Thrombin Cleavage of Osteopontin Modulates Its Activities in Human Cells In Vitro and Mouse Experimental Autoimmune Encephalomyelitis In Vivo

1Department of Health Sciences and Interdisciplinary Research Center of Autoimmune Diseases (IRCAD), “A. Avogadro” University of Piemonte Orientale (UPO), 28100 Novara, Italy
2Department of Drug Science and Technology, University of Torino, 10125 Torino, Italy
3Biocenter, Division for Experimental Pathophysiology and Immunology, Laboratory of Autoimmunity, Medical University of Innsbruck, 6020 Innsbruck, Austria
4Department of Translational Medicine, Neurology Unit, “A. Avogadro” UPO, 28100 Novara, Italy

Received 20 May 2016; Accepted 8 June 2016

Academic Editor: Yao Yao

Copyright © 2016 Elena Boggio et al.

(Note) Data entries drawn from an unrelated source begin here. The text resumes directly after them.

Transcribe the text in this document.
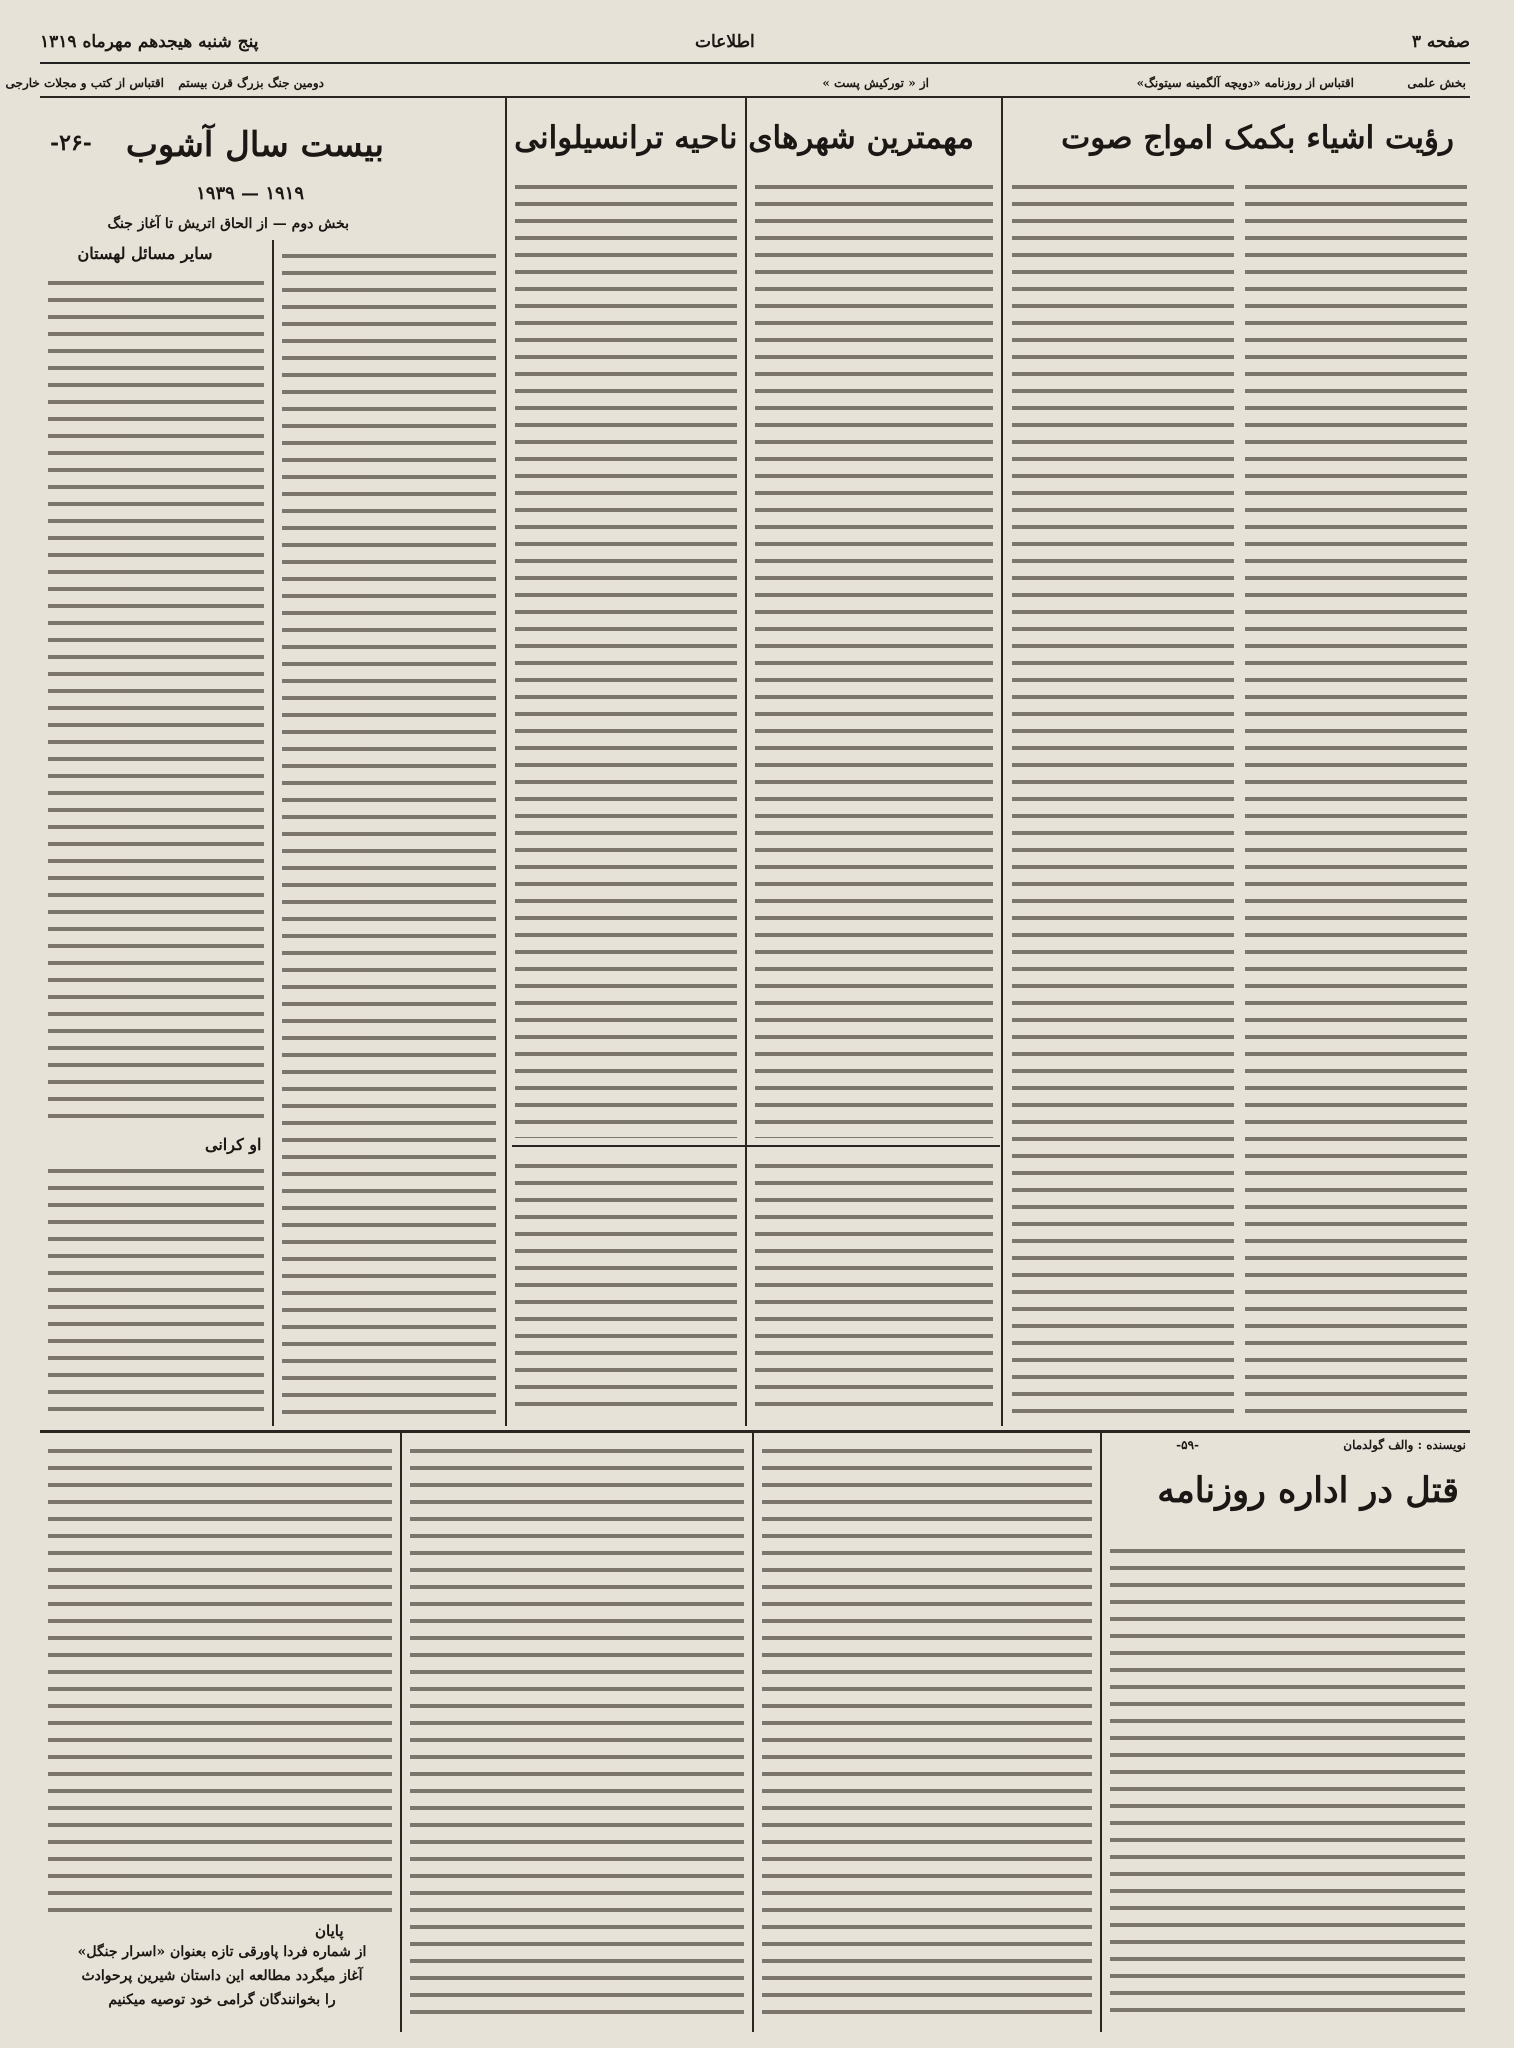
پنج شنبه هیجدهم مهرماه ۱۳۱۹	اطلاعات	صفحه ۳
بخش علمی
اقتباس از روزنامه «دویچه آلگمینه سیتونگ»
از « تورکیش پست »
دومین جنگ بزرگ قرن بیستم
اقتباس از کتب و مجلات خارجی
رؤیت اشیاء بکمک امواج صوت
مهمترین شهرهای ناحیه ترانسیلوانی
بیست سال آشوب
-۲۶-
۱۹۱۹ — ۱۹۳۹
بخش دوم — از الحاق اتریش تا آغاز جنگ
سایر مسائل لهستان
او کرانی
نویسنده : والف گولدمان
-۵۹-
قتل در اداره روزنامه
پایان
از شماره فردا پاورقی تازه بعنوان «اسرار جنگل»
آغاز میگردد مطالعه این داستان شیرین پرحوادث
را بخوانندگان گرامی خود توصیه میکنیم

This is an open access article distributed under the Creative Commons Attribution License, which permits unrestricted use, distribution, and reproduction in any medium, provided the original work is properly cited.

Abstract

Osteopontin is a proinflammatory cytokine and plays a pathogenetic role in multiple sclerosis and its animal model, experimental autoimmune encephalomyelitis (EAE), by recruiting autoreactive T cells into the central nervous system. Osteopontin functions are modulated by thrombin cleavage generating N- and C-terminal fragment, whose individual roles are only partly known. Published data are difficult to compare since they have been obtained with heterogeneous approaches. Interestingly, thrombin cleavage of osteopontin unmasks a cryptic domain of interaction with α4β1 integrin that is the main adhesion molecule involved in lymphocyte transmigration to the brain and is the target for natalizumab, the most potent drug preventing relapses. We produced recombinant osteopontin and its N- and C-terminal fragments in an eukaryotic system in order to allow their posttranslational modifications. We investigated, in vitro, their effect on human cells and in vivo in EAE. We found that the osteopontin cleavage plays a key role in the function of this cytokine and that the two fragments exert distinct effects both in vitro and in vivo. These findings suggest that drugs targeting each fragment may be used to fine-tune the pathological effects of osteopontin in several diseases.